Recursively deletes the directory indicated by path. If ignore_error is set to 0 (the default behavior), errors are ignored. Otherwise, if onerror is set, it’s called to handle the error; if not, an exception is raised on error.

Filenames and Directories

While the previous section lists common functions for working with files, many tasks require more than a single function call.

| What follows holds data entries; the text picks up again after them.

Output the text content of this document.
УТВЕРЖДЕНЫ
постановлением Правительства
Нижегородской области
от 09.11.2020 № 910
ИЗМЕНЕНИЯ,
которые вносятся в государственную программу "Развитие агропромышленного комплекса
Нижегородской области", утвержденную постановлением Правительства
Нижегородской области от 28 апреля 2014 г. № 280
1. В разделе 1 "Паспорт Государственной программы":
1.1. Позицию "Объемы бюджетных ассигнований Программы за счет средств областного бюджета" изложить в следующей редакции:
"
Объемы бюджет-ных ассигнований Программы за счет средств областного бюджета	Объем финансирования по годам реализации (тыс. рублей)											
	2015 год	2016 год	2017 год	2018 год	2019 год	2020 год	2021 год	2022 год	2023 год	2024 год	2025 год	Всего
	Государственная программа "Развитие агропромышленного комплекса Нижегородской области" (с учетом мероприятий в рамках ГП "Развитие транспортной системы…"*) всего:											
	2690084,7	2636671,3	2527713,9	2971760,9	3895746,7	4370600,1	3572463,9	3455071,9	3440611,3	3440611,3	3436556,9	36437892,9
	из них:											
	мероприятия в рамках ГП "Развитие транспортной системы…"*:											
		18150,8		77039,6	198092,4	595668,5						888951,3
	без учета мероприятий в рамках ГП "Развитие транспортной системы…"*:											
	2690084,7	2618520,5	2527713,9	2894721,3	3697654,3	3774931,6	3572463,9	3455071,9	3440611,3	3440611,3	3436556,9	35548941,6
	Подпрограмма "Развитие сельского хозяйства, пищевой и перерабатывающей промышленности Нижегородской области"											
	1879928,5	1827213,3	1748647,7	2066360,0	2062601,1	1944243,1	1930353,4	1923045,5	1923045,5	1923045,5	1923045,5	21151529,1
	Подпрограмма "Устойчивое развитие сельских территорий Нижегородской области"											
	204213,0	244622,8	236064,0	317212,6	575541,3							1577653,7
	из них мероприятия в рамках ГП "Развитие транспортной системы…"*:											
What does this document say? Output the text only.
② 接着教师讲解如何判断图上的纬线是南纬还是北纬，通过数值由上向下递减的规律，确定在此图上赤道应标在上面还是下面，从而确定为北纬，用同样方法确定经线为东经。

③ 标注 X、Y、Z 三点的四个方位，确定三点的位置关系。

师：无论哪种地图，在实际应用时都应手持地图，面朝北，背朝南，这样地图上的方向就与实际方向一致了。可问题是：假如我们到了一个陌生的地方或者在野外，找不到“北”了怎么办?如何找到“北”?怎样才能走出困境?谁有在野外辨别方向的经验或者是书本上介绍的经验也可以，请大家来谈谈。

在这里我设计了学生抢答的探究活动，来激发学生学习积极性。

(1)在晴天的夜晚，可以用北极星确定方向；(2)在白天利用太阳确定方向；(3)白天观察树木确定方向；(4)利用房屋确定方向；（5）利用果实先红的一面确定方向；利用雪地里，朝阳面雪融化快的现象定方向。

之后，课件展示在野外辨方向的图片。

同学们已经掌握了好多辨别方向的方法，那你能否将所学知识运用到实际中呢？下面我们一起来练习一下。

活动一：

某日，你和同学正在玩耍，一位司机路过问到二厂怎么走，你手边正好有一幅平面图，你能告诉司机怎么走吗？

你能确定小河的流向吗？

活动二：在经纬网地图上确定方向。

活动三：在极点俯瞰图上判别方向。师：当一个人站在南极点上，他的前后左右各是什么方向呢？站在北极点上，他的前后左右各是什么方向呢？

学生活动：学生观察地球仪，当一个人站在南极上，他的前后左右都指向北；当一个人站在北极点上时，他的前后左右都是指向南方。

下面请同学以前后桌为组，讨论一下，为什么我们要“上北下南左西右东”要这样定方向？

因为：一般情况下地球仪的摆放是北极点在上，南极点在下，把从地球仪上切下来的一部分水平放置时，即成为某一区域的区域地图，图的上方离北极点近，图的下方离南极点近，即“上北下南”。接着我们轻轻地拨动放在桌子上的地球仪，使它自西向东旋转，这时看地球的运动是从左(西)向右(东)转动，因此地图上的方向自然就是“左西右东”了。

Let’s take a typical example: you have lots of files, all of which have a space in their name, and you’d like to replace the spaces with underscores. All you need is the os.curdir attribute (which returns an operating-system specific string that corresponds to the current directory), the os.listdir function (which returns the list of filenames in a specified directory), and the os.rename function:

import os
if len(sys.argv) == 1:                     # If no filenames are specified,
    filenames = os.listdir(os.curdir)      # use current dir;
else:                                      # otherwise, use files specified
    filenames = sys.argv[1:]               # on the command line.
for filename in filenames:
    if ' ' in filename:
        newfilename = filename.replace(' ', '_')
        print "Renaming", filename, "to", newfilename, "..."
        os.rename(filename, newfilename)

This program works fine, but it reveals a certain Unix-centrism. That is, if you call it with wildcards, such as:

python despacify.py *.txt

you find that on Unix machines, it renames all the files with names with spaces in them and that end with .txt. In a DOS-style shell, however, this won’t work because the shell normally used in DOS and Windows doesn’t convert from *.txt to the list of filenames; it expects the program to do it. This is called globbing, because the * is said to match a glob of characters. Luckily, Python helps us make the code portable.

Matching Sets of Files

The glob module exports a single function, also called glob, which takes a filename pattern and returns a list of all the filenames that match that pattern (in the current working directory):

import sys, glob
print sys.argv[1:]
sys.argv = [item for arg in sys.argv for item in glob.glob(arg)]
print sys.argv[1:]

Running this on Unix and DOS shows that on Unix, the Python glob didn’t do anything because the globbing was done by the Unix shell before Python was invoked, and in DOS, Python’s globbing came up with the same answer:

/usr/python/book$ python showglob.py *.py
['countlines.py', 'mygrep.py', 'retest.py', 'showglob.py', 'testglob.py']
['countlines.py', 'mygrep.py', 'retest.py', 'showglob.py', 'testglob.py']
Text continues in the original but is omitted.